Microsoft Edge or all Chromium browser now supports Windows Spellcheck. Any word added to the custom dictionary of Windows 10 will be available in the browser.

Enable Windows Spellcheck in Microsoft Edge

Windows Spellcheck is not new. The suggestion that shows up in Microsoft products like Microsoft Word is because of Windows Spellcheck.  It has been there since Windows 8.1 Switching to native spellchecking provides a variety of advantages such as additional language support, shared custom dictionary, and no more marking of website URL, acronyms, and email addresses. While Microsoft Edge enables this by default, you can always configure the language settings. Click on the three-dot menu on the top right of Microsoft Edge, and then Settings from the menu. Click on Languages, and notice the Check Spelling section. Enable the spell check by toggling on the for the respective language. Edge will automatically enable it for the default language.  If you wish to allow for additional languages, you can first add them under the languages section of Edge, and then toggle on spell check for that language.
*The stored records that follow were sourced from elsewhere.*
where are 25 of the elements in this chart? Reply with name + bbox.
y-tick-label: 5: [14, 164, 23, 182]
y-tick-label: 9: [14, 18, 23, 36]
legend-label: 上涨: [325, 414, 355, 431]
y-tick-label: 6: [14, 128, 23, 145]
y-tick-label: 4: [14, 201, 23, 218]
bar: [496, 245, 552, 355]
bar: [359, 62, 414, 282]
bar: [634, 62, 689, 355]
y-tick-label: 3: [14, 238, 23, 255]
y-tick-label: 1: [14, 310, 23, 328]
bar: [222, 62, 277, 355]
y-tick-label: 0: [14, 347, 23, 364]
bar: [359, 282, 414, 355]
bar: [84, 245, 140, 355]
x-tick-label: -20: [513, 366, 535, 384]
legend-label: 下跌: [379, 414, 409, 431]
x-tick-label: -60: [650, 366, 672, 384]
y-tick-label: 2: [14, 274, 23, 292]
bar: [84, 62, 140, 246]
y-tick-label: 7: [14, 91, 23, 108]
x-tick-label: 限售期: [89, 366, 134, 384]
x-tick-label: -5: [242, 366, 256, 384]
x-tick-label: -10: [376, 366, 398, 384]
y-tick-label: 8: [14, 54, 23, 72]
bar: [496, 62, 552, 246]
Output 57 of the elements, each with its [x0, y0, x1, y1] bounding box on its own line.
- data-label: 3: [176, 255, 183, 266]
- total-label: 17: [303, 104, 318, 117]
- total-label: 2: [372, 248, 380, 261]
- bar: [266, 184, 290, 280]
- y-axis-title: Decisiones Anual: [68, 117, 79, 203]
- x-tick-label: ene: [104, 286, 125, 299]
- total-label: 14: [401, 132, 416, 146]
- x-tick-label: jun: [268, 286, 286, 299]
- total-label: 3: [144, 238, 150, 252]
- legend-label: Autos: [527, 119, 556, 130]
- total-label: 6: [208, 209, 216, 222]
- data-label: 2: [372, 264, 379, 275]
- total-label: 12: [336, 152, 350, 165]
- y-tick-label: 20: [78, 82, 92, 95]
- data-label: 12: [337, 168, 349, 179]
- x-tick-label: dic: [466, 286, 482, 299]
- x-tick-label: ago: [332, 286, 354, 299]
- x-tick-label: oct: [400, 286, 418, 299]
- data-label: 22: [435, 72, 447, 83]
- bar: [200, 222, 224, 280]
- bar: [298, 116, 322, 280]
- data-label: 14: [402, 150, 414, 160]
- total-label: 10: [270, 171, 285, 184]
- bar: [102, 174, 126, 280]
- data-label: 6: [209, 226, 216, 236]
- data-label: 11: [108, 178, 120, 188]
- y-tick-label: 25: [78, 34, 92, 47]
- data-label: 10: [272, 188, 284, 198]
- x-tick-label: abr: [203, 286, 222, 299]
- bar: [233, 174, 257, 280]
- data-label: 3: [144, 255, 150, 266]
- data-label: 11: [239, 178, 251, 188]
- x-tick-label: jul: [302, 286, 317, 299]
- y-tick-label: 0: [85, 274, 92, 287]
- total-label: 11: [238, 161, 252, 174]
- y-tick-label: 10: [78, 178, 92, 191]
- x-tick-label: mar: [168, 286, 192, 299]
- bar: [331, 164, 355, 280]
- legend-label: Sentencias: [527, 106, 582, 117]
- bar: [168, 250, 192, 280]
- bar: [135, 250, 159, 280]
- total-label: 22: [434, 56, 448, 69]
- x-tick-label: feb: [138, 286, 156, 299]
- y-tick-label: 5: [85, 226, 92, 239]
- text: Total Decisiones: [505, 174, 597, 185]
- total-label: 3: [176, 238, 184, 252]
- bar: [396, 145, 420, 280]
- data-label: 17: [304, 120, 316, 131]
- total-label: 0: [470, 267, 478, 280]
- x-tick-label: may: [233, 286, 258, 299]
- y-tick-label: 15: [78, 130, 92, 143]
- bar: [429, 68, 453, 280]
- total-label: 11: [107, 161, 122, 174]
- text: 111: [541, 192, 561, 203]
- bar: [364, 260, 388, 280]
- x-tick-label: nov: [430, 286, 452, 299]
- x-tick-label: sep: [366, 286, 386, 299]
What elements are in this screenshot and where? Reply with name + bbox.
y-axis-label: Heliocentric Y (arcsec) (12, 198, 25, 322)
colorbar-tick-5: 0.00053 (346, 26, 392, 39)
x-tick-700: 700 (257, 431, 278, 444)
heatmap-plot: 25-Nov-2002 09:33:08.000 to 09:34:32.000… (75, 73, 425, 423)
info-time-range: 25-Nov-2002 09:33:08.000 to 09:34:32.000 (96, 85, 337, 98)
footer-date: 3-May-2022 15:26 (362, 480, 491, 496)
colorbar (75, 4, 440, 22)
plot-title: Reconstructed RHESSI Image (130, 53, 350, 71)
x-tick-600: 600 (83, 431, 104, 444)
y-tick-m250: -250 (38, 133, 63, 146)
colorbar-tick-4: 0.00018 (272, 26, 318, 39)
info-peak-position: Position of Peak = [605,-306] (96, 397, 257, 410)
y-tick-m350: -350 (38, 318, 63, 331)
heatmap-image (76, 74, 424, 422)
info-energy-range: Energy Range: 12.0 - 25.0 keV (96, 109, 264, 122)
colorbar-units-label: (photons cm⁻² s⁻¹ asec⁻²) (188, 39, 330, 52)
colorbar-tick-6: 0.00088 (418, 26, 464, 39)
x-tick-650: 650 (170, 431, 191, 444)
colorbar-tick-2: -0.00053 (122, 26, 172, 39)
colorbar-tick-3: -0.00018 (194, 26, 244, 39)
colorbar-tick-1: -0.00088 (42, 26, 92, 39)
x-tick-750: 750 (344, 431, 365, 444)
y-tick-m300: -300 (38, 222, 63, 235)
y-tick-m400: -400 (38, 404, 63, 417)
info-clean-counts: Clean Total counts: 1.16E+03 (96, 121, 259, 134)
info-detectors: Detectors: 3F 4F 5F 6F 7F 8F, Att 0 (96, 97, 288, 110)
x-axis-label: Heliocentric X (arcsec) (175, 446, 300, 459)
To make sure you are taking full advantage of the Windows Spellcheck native integration, you should install the same language in Windows as well. Navigate to Windows Settings > Time and Language > Add a preferred language. If the necessary language pack is not available, Edge will use the default spell checker available for Chromium.

It is interesting to know that this feature is a result of a collaboration between Google and Microsoft engineers in the Chromium project. The credit goes to Guillaume Jenkins and Rouslan Solomakhin (Google), and Bruce Long, Luis Sanchez Padilla, and Siye Liu (Microsoft) for getting this done. That said, this feature will be enabled for Chrome as well or any other browser which is using Chromium.

How is the Windows Custom Dictionary supported?

It is essential that we talk about this and how it works. Microsoft Edge and Windows Custom Dictionary are shared. If you add a word using Edge, then it will be included in the Windows Custom Dictionary. You can manually check if the word was included by opening the default.dic file located at %appdata%\Microsoft\Spelling. While the words you add from outside Edge is not visible, but they will be an exception from spellcheck. Any word you add from Edge can be removed from Edge. The same will apply to all Chromium browsers.

If you work on Windows most of the time dealing with documents, and editing, this is going to be super useful. Windows users will not have to maintain or import custom words to the browser anymore. If it is added as an exception from anywhere in Windows, itwill be available in the Edge browser.